Die große WM-Analyse des Bundestrainers

Löw: "Mein allergrößter Fehler - fast schon arrogant"

Rekordverdächtige Pressekonferenz: Joachim Löw am Mittwoch in München.

Rekordverdächtige Pressekonferenz: Joachim Löw am Mittwoch in München. picture alliance

Auf den Powerpoint-Folien, die Joachim Löw am Mittwoch nach München mitgebracht hatte, um nach zweimonatigem Schweigen das historische WM-Aus zu erklären, fehlten die Punkte "abgestelltes WLAN", "eingeflogener Friseur" oder "Kanaken vs. Kartoffeln". Ganz sachlich arbeitete der Bundestrainer vielmehr bei der rekordverdächtigen, weil fast zweistündigen Pressekonferenz im Bauch der Allianz-Arena auf, was er in Russland alles falsch gemacht hat.

Seine "allergrößte Fehleinschätzung", sein "allergrößter Fehler" sei genereller taktischer Natur gewesen: der Glaube, "dass wir mit unserem dominanten Ballbesitz zumindest durch die Vorrunde kommen". Dieser Ansatz, der sich auch durch den Weltmeister-Status seit 2014 entwickelt habe, sei "weiterhin wichtig", findet Löw und nennt die Beispiele Manchester City, Paris St. Germain und Barcelona - aber nur "auf Strecke", sprich in einer Liga: "In einem K.-o.-Wettbewerb ist eine Anpassung gefragt." So habe auch Real Madrid dreimal in Folge die Champions League gewonnen.

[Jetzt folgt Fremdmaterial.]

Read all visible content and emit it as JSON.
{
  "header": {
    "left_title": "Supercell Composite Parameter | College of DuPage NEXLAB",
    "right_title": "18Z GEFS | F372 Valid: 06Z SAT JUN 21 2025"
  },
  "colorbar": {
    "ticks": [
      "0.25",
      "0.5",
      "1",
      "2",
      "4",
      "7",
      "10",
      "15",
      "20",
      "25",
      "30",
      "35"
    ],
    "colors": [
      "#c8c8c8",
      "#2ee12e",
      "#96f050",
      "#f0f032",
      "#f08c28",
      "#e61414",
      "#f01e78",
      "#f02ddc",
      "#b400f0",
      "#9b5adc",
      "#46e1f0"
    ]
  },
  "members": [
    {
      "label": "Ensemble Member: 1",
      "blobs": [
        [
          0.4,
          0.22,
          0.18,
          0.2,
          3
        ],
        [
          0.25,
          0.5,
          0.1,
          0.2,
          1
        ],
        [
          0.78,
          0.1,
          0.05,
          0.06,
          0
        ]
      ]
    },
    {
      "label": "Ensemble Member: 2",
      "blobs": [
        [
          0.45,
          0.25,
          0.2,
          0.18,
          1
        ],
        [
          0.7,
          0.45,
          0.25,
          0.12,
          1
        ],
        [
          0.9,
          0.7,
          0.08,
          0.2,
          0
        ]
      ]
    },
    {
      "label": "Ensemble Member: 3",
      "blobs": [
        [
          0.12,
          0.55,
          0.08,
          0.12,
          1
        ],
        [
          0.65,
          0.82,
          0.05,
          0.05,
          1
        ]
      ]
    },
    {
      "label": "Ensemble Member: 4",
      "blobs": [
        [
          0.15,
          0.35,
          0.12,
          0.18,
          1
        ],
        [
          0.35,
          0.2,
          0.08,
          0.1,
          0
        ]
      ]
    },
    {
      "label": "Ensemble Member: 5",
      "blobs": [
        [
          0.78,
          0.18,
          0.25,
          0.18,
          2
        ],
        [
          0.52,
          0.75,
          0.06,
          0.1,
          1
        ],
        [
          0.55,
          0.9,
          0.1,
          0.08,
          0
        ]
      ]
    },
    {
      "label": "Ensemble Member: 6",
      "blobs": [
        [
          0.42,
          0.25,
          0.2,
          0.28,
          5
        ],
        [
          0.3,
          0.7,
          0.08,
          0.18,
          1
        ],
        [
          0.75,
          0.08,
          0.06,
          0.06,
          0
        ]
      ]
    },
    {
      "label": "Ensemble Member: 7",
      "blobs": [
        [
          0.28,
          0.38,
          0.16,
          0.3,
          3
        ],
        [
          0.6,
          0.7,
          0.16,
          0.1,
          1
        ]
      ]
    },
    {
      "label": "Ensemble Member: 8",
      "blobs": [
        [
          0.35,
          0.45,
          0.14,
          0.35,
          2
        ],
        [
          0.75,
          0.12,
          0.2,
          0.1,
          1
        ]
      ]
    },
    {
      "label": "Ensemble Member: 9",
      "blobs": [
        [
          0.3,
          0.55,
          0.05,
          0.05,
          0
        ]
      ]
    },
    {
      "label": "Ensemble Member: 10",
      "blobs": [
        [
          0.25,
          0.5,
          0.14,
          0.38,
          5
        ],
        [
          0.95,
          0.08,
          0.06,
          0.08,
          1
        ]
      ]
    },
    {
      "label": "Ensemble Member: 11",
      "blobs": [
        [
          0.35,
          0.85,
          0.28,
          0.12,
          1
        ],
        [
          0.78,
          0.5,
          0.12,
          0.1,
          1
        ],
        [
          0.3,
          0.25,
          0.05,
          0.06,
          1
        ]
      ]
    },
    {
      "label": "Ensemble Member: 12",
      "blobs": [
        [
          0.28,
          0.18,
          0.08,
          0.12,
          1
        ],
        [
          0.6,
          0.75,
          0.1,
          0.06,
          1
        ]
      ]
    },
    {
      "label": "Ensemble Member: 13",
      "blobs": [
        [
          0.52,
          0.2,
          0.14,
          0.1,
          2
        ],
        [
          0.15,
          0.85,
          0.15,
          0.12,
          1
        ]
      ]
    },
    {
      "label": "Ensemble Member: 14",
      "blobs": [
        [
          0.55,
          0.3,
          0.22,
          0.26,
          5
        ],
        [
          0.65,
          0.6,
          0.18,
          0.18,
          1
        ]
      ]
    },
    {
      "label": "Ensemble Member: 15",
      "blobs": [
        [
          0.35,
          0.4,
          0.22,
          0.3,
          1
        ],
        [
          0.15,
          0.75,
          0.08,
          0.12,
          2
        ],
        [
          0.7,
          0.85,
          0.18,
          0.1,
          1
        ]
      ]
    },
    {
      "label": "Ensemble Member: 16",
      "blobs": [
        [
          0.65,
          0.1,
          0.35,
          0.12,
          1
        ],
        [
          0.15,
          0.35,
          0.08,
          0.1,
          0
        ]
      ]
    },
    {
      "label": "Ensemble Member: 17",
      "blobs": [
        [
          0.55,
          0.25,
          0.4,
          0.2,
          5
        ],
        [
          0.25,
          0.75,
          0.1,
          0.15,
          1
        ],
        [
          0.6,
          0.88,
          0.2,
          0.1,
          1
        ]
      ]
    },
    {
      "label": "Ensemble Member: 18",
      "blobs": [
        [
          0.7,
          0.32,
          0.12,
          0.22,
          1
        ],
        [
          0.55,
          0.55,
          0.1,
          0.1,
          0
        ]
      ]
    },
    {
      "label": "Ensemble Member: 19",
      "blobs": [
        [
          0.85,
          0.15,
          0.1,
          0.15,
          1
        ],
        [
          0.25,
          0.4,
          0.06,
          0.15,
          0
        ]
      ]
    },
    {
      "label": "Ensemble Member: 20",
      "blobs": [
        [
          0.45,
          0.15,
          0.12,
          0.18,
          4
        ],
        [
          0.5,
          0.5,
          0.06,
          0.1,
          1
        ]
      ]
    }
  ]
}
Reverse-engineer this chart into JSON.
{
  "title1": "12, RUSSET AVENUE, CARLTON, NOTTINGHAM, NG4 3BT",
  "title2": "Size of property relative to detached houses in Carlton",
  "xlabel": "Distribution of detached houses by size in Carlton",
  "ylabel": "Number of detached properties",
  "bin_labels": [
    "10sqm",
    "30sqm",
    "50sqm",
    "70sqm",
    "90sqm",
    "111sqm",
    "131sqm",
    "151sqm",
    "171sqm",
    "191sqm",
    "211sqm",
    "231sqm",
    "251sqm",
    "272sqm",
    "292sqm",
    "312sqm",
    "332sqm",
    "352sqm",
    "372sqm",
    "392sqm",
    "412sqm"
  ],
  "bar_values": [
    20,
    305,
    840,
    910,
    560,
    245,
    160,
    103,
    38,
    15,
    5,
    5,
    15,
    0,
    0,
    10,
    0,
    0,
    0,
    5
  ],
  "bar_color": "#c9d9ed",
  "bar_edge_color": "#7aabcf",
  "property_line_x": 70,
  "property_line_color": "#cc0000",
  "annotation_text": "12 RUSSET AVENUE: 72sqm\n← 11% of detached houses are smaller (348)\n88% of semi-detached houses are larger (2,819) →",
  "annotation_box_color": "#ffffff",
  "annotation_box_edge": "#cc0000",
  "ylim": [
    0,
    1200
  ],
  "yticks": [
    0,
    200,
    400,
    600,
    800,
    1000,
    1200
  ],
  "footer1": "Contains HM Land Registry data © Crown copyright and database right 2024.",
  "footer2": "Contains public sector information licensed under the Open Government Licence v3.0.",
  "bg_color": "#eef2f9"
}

Ich war der festen Überzeugung, mit dieser Spielweise kommen wir durch die Vorrunde, und danach justieren wir ein bisschen.

Joachim Löw

Die "totale Dominanz" vor und während der WM 2018 stattdessen "auf die Spitze zu treiben", "das war fast schon arrogant", räumt er ein. "Ich war der festen Überzeugung, mit dieser Spielweise kommen wir durch die Vorrunde, und danach justieren wir ein bisschen." Dabei sei das Mexiko-Spiel ja im Grunde schon ein K.-o.-Spiel gewesen. "Ich hätte die Mannschaft auf eine sicherere Spielweise vorbereiten müssen." Das habe er "absolut unterschätzt".

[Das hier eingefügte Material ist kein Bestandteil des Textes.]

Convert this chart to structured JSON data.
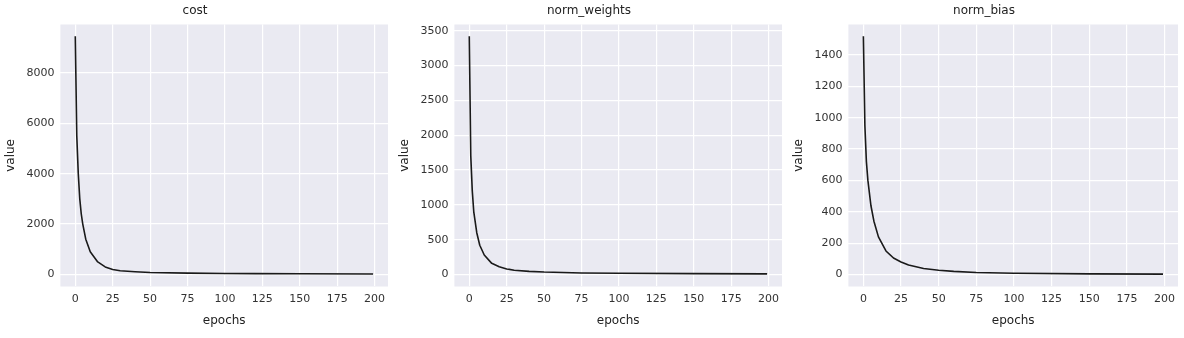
{
  "chart_data": [
    {
      "type": "line",
      "title": "cost",
      "xlabel": "epochs",
      "ylabel": "value",
      "color": "#1a1a1a",
      "grid": true,
      "x": [
        0,
        1,
        2,
        3,
        4,
        5,
        7,
        10,
        15,
        20,
        25,
        30,
        40,
        50,
        75,
        100,
        150,
        199
      ],
      "values": [
        9450,
        5500,
        4000,
        3000,
        2400,
        2000,
        1400,
        900,
        500,
        300,
        200,
        150,
        110,
        80,
        55,
        40,
        28,
        20
      ],
      "xlim": [
        -9.95,
        208.95
      ],
      "ylim": [
        -472,
        9922
      ],
      "xticks": [
        0,
        25,
        50,
        75,
        100,
        125,
        150,
        175,
        200
      ],
      "yticks": [
        0,
        2000,
        4000,
        6000,
        8000
      ]
    },
    {
      "type": "line",
      "title": "norm_weights",
      "xlabel": "epochs",
      "ylabel": "value",
      "color": "#1a1a1a",
      "grid": true,
      "x": [
        0,
        1,
        2,
        3,
        5,
        7,
        10,
        15,
        20,
        25,
        30,
        40,
        50,
        75,
        100,
        150,
        199
      ],
      "values": [
        3420,
        1700,
        1200,
        900,
        600,
        420,
        280,
        160,
        110,
        80,
        60,
        45,
        35,
        22,
        17,
        12,
        9
      ],
      "xlim": [
        -9.95,
        208.95
      ],
      "ylim": [
        -171,
        3591
      ],
      "xticks": [
        0,
        25,
        50,
        75,
        100,
        125,
        150,
        175,
        200
      ],
      "yticks": [
        0,
        500,
        1000,
        1500,
        2000,
        2500,
        3000,
        3500
      ]
    },
    {
      "type": "line",
      "title": "norm_bias",
      "xlabel": "epochs",
      "ylabel": "value",
      "color": "#1a1a1a",
      "grid": true,
      "x": [
        0,
        1,
        2,
        3,
        5,
        7,
        10,
        15,
        20,
        25,
        30,
        40,
        50,
        60,
        75,
        100,
        150,
        199
      ],
      "values": [
        1519,
        950,
        720,
        600,
        440,
        340,
        240,
        150,
        105,
        80,
        60,
        38,
        27,
        20,
        13,
        8,
        4,
        2
      ],
      "xlim": [
        -9.95,
        208.95
      ],
      "ylim": [
        -76,
        1595
      ],
      "xticks": [
        0,
        25,
        50,
        75,
        100,
        125,
        150,
        175,
        200
      ],
      "yticks": [
        0,
        200,
        400,
        600,
        800,
        1000,
        1200,
        1400
      ]
    }
  ]
}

Die Ausgewogenheit von 2014, die "goldene Mitte", wie Löw es nennt, sei so völlig verloren gegangen. "Es müssen alle Rahmenbedingungen stimmen, damit wir das hohe Risiko auch tolerieren können. Diese Rahmenbedingungen haben nicht gepasst." Künftig will er deshalb die Spielweise "adaptieren", "variabler und flexibler" agieren lassen, "nicht mehr das ganz große Risiko forcieren".

Enthusiasmus? Feuer? "Wir hatten eine kleine Flamme"

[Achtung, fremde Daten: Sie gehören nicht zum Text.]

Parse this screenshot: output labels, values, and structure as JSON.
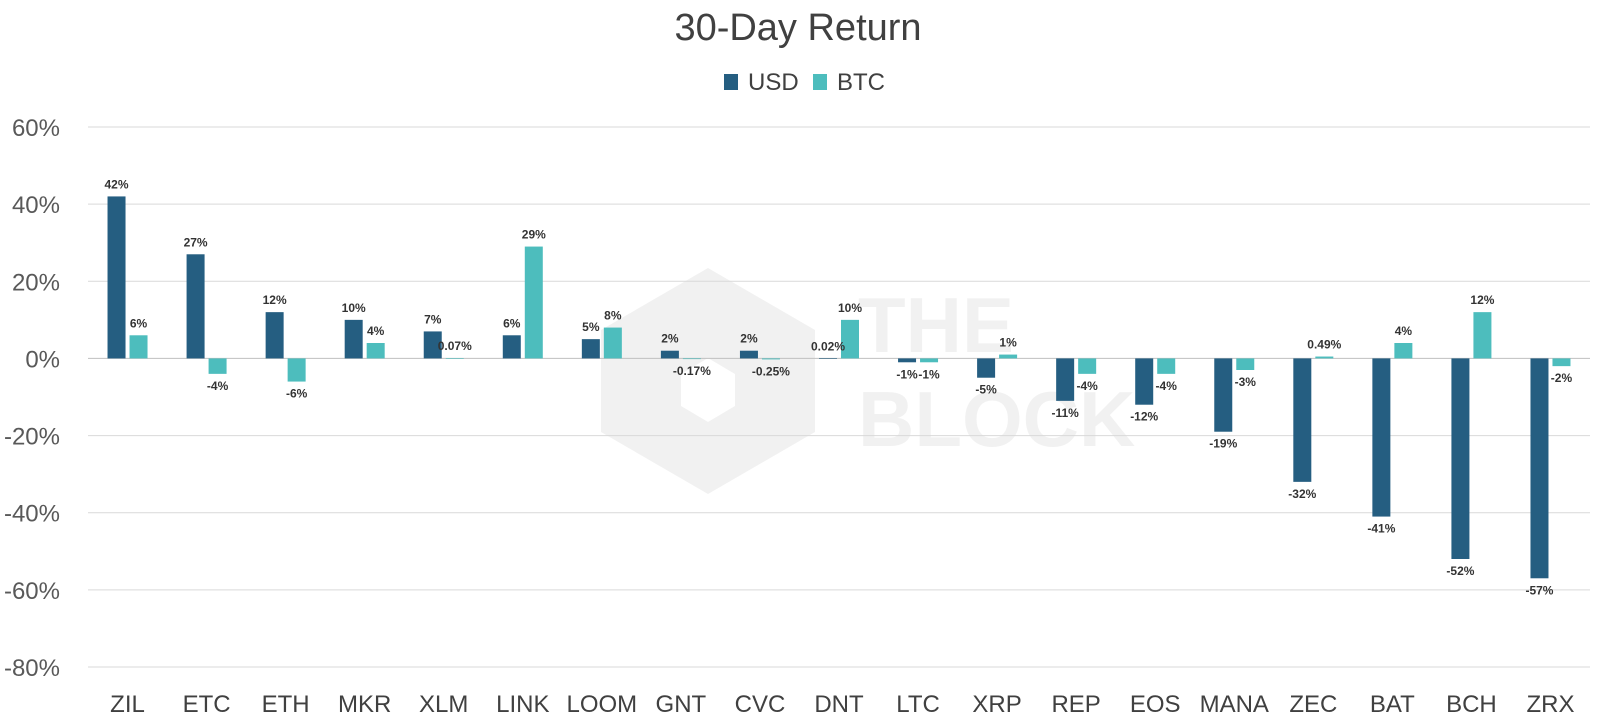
{
  "chart_data": {
    "type": "bar",
    "title": "30-Day Return",
    "xlabel": "",
    "ylabel": "",
    "legend_position": "top-center",
    "grid": true,
    "ylim": [
      -80,
      60
    ],
    "yticks": [
      60,
      40,
      20,
      0,
      -20,
      -40,
      -60,
      -80
    ],
    "ytick_labels": [
      "60%",
      "40%",
      "20%",
      "0%",
      "-20%",
      "-40%",
      "-60%",
      "-80%"
    ],
    "categories": [
      "ZIL",
      "ETC",
      "ETH",
      "MKR",
      "XLM",
      "LINK",
      "LOOM",
      "GNT",
      "CVC",
      "DNT",
      "LTC",
      "XRP",
      "REP",
      "EOS",
      "MANA",
      "ZEC",
      "BAT",
      "BCH",
      "ZRX"
    ],
    "series": [
      {
        "name": "USD",
        "color": "#255E81",
        "values": [
          42,
          27,
          12,
          10,
          7,
          6,
          5,
          2,
          2,
          0.02,
          -1,
          -5,
          -11,
          -12,
          -19,
          -32,
          -41,
          -52,
          -57
        ],
        "labels": [
          "42%",
          "27%",
          "12%",
          "10%",
          "7%",
          "6%",
          "5%",
          "2%",
          "2%",
          "0.02%",
          "-1%",
          "-5%",
          "-11%",
          "-12%",
          "-19%",
          "-32%",
          "-41%",
          "-52%",
          "-57%"
        ]
      },
      {
        "name": "BTC",
        "color": "#4DBDBD",
        "values": [
          6,
          -4,
          -6,
          4,
          0.07,
          29,
          8,
          -0.17,
          -0.25,
          10,
          -1,
          1,
          -4,
          -4,
          -3,
          0.49,
          4,
          12,
          -2
        ],
        "labels": [
          "6%",
          "-4%",
          "-6%",
          "4%",
          "0.07%",
          "29%",
          "8%",
          "-0.17%",
          "-0.25%",
          "10%",
          "-1%",
          "1%",
          "-4%",
          "-4%",
          "-3%",
          "0.49%",
          "4%",
          "12%",
          "-2%"
        ]
      }
    ]
  },
  "watermark": {
    "line1": "THE",
    "line2": "BLOCK"
  }
}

Sein zweites großes Versäumnis: Der Mannschaft habe in Russland der Enthusiasmus, das Feuer gefehlt, "wir hatten eine kleine Flamme". "Es wäre meine Aufgabe gewesen, das innerhalb der Mannschaft einzufordern über Ansprache, über Trainingseinheiten über die Emotionalität. Wir sind sehr strategisch an die Dinge rangegangen und haben andere Dinge vermissen lassen." Die viel diskutierte Cliquenbildung förderte die "tiefgehende, detaillierte Analyse" zwar nicht zutage, die Mannschaft sei "untereinander gut klargekommen". Und doch "hatten wir nicht diesen unglaublichen Teamgeist wie 2014. Diesmal war es von Anfang an keine verschworene Gemeinschaft."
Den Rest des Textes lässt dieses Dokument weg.